TK          I think that whether you use a spray gun or you use a paint brush, the touch has to be there. A spray gun’s really just a tool and it’s just an extension... I suppose it suits your needs best, that’s all. With a spray gun you can lay down colour quickly — for example Jules Olitski said he wanted his paintings to look like a cloud of colour in the air, I don’t know, something like that...  It simply suited his vision. I guess that’s why anybody would use a certain tool. I think with recent painting you want to get colour down in a large area as quickly as possible and you don’t want a lot of confusion, you want it to be put down as clearly as possible, because you want the colour to be important and not have all the little incidents that a hand-painted painting might have. My paintings are quite hand-painted looking and it’s something I’ve wrestled with a lot because a lot of the paintings I’ve admired the most didn’t really have a hand-painted look to them. Someone like Olitski, for example, doesn’t have that in his paintings. But I guess the way I paint suits my needs best. I can get the colour down the way I want it, even though they do have a hand-painted look.

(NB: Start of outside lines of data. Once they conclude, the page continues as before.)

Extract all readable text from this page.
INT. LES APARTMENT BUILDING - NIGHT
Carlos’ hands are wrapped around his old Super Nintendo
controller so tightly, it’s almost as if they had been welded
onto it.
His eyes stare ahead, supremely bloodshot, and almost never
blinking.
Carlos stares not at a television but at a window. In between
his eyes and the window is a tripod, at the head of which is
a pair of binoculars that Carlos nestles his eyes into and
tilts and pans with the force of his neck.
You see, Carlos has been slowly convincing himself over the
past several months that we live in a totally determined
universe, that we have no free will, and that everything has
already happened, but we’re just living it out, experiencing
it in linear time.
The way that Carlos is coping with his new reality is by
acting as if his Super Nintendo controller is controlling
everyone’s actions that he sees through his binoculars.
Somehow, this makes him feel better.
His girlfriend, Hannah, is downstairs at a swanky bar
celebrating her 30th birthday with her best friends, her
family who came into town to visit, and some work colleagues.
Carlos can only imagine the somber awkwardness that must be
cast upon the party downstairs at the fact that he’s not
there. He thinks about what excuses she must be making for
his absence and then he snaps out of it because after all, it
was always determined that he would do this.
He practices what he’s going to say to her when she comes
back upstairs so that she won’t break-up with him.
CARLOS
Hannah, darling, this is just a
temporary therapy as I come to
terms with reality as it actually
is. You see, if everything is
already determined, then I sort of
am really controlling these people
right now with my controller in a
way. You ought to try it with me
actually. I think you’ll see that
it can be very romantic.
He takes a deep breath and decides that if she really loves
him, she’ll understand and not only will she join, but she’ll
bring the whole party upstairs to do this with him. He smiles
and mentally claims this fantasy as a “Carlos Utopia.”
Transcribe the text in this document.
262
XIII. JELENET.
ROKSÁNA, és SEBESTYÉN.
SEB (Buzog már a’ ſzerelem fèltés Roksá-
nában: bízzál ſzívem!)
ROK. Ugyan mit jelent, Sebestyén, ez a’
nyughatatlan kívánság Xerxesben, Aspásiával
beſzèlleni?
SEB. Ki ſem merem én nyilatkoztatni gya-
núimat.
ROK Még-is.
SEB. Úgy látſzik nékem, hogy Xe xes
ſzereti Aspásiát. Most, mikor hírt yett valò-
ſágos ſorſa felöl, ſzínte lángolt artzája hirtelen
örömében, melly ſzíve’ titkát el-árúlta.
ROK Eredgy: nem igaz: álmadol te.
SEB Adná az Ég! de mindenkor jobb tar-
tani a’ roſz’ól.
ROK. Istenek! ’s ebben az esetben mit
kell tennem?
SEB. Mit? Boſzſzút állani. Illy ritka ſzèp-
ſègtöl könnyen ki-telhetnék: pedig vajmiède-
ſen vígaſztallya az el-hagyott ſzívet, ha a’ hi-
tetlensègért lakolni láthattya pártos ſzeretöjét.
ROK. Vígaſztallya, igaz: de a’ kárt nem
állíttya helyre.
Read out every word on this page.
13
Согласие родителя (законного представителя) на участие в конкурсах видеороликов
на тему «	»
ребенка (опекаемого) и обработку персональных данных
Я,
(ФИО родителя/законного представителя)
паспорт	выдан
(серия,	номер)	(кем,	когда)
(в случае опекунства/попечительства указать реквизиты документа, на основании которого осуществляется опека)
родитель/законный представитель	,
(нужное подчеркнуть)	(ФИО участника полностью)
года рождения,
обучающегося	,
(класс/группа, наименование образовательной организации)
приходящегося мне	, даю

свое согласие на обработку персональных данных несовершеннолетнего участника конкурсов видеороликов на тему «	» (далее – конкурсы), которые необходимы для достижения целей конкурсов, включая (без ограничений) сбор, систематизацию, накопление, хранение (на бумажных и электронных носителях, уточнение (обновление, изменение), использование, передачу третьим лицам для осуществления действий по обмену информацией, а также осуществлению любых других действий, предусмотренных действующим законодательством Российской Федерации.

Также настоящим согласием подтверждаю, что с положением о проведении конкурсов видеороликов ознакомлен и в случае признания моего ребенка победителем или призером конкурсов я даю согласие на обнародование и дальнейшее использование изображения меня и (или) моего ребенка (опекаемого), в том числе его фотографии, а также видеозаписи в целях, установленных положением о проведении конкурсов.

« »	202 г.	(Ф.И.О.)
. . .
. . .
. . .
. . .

RB          It’s interesting that the physical evidence of the hand is such a strong part of your work, but you have a disability so it’s harder for you to do the physical work of making a painting. How do you think your disability has affected your career as a painter?

TK          I had Polio as a child and the effects of it have dramatically affected my life. It’s probably... If anything, it’s robbed me of a lot of energy that I would normally have had. I have to be very well organized when I paint because I can’t paint for a long period of time, so I have to be very well organized.

RB          Has it kept you more focused, do you think?

TK          Probably has. Since I don’t have a lot of spare energy I haven’t been able to go off and get involved with a lot of other things that might take me away from painting. I’ve seen artists who have a lot of other interests, but having a disability has probably limited my choices to that I can’t go off and do mountain climbing or something like that.

But getting back to the “touch” thing, I went through a period where I thought that the handmade aspect of my paintings – where  it is really apparent – was something that was getting in the way so I tried to work away from that. And I think that being more anonymous, my paintings got worse and worse. The less they had the hand-made quality, the less content they had. I guess it’s something I had to accept in my own work. It does still bother me. I mean I’ve thought, gee, maybe they would be better if I could get around that.

RB          Why? What’s the problem with the hand-made quality?

TK          It looks, maybe old-fashioned or something. I don’t know. It can look old-fashioned. Overly complex where they don’t need to be complex... I still wonder about it and try different things.

RB          Well, there could be some truth in it, but in my opinion if you were to change that it would be working against your...

TK          It would work against my personality. Yeah.